奪われて棄てられた土地~北海道と沖縄(2007.10.19付け札幌タイムス・コラム記事)
北海道には固有の言語と文化を有する先住民、アイヌ民族がおりました。しかし、明治維新後政府は北海道の警備と開拓のために、屯田兵などの移民を送り込み、アイヌ民族の土地を奪いました。沖縄にはやはり固有の言語と文化を有する琉球民族がおりました。15世紀には琉球統一が進み、首里城を王都とした琉球国が創立されました。しかし、17世紀に江戸幕府の命を受けた薩摩藩が琉球国を攻撃し、属国としました。
日本が無条件降伏をした第二次世界大戦では、沖縄は日米の戦場とされ戦後米軍の管理下に置かれました。1952年に締結された平和条約の協議では、日本は天皇制を守るために、千島列島と南樺太と共に北海道の主権も放棄しようとしたといわれます。結果的にソ連(現ロシア)が北海道にまでも進出することに危惧を抱いたマッカーサー元帥により、北海道は守られたそうです。北海道も沖縄もまさに奪われて棄てられた土地と考えざるを得ません。
米軍が沖縄を管理していた間に、東アジアの拠点として沖縄各地には多くの米軍基地が建設されました。
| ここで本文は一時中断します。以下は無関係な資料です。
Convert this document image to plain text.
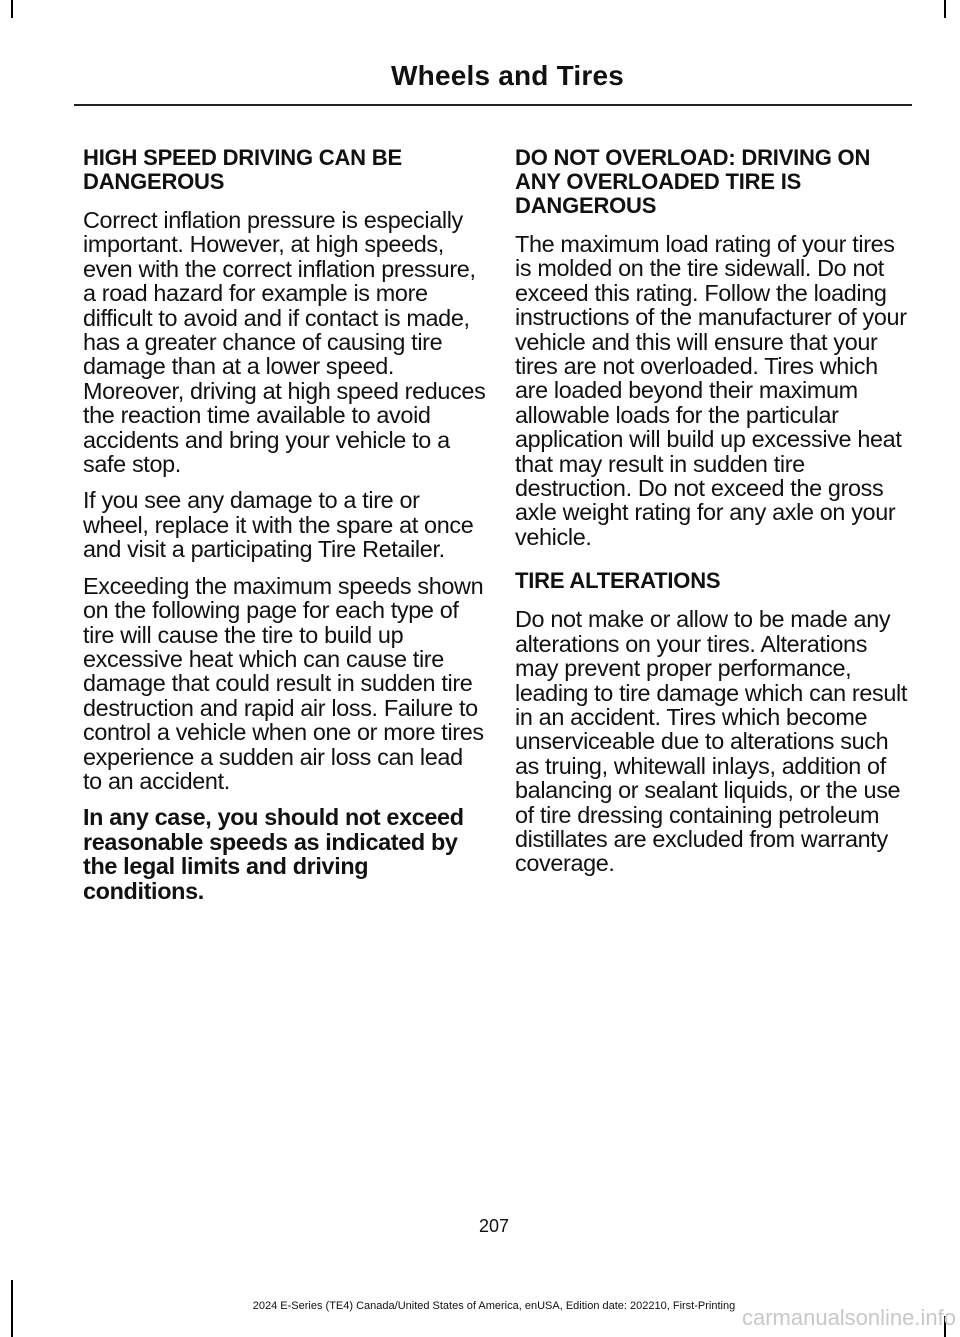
Wheels and Tires
HIGH SPEED DRIVING CAN BE DANGEROUS

Correct inflation pressure is especially important. However, at high speeds, even with the correct inflation pressure, a road hazard for example is more difficult to avoid and if contact is made, has a greater chance of causing tire damage than at a lower speed. Moreover, driving at high speed reduces the reaction time available to avoid accidents and bring your vehicle to a safe stop.

If you see any damage to a tire or wheel, replace it with the spare at once and visit a participating Tire Retailer.

Exceeding the maximum speeds shown on the following page for each type of tire will cause the tire to build up excessive heat which can cause tire damage that could result in sudden tire destruction and rapid air loss. Failure to control a vehicle when one or more tires experience a sudden air loss can lead to an accident.

In any case, you should not exceed reasonable speeds as indicated by the legal limits and driving conditions.

DO NOT OVERLOAD: DRIVING ON ANY OVERLOADED TIRE IS DANGEROUS

The maximum load rating of your tires is molded on the tire sidewall. Do not exceed this rating. Follow the loading instructions of the manufacturer of your vehicle and this will ensure that your tires are not overloaded. Tires which are loaded beyond their maximum allowable loads for the particular application will build up excessive heat that may result in sudden tire destruction. Do not exceed the gross axle weight rating for any axle on your vehicle.

TIRE ALTERATIONS

Do not make or allow to be made any alterations on your tires. Alterations may prevent proper performance, leading to tire damage which can result in an accident. Tires which become unserviceable due to alterations such as truing, whitewall inlays, addition of balancing or sealant liquids, or the use of tire dressing containing petroleum distillates are excluded from warranty coverage.

207
2024 E-Series (TE4) Canada/United States of America, enUSA, Edition date: 202210, First-Printing carmanualsonline.info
現在もそのほとんどが存続し、日本の米軍基地の75%(面積比)が沖縄に存在するといわれております。米軍基地関係の沖縄県の所得は約2,000億円と推定され、沖縄県のGDPの5%以上を占めます。また、開拓の経緯からか北海道には陸上自衛隊の駐屯地が数多く存在し、全国130ヶ所の内の約2割、28ヶ所を数えます。自衛隊関係の北海道の所得は推計するしかありませんが、防衛省の人件・糧食費の約2割が使われていると考えると約4,000億円になります。これは北海道のGDPの約2%を占めます。いずれも地域経済的には一定の重みのある話ではあります。
奪われて棄てられた、辺境だが地政学的に重要な地に、国防の役割が多く課されるのは自然なことかもしれません。しかし、沖縄県民は常に米軍基地を何とかしてほしいと声を上げております。北海道民は自衛隊基地については何も発言していないように感じられます。自衛隊を好みそうな都会の知事達に、このことをもっとアピールした方がいいのではないでしょうか。
(注1)第二次世界大戦後の日本との平和条約は、1951年にサンフランシスコで署名され、翌1952年日本で批准され発効しました。
(注2)本記事は、筆者が2007年10月19日付け週刊札幌タイムスのコラム「がんばれ北海道」#123に寄稿したものです。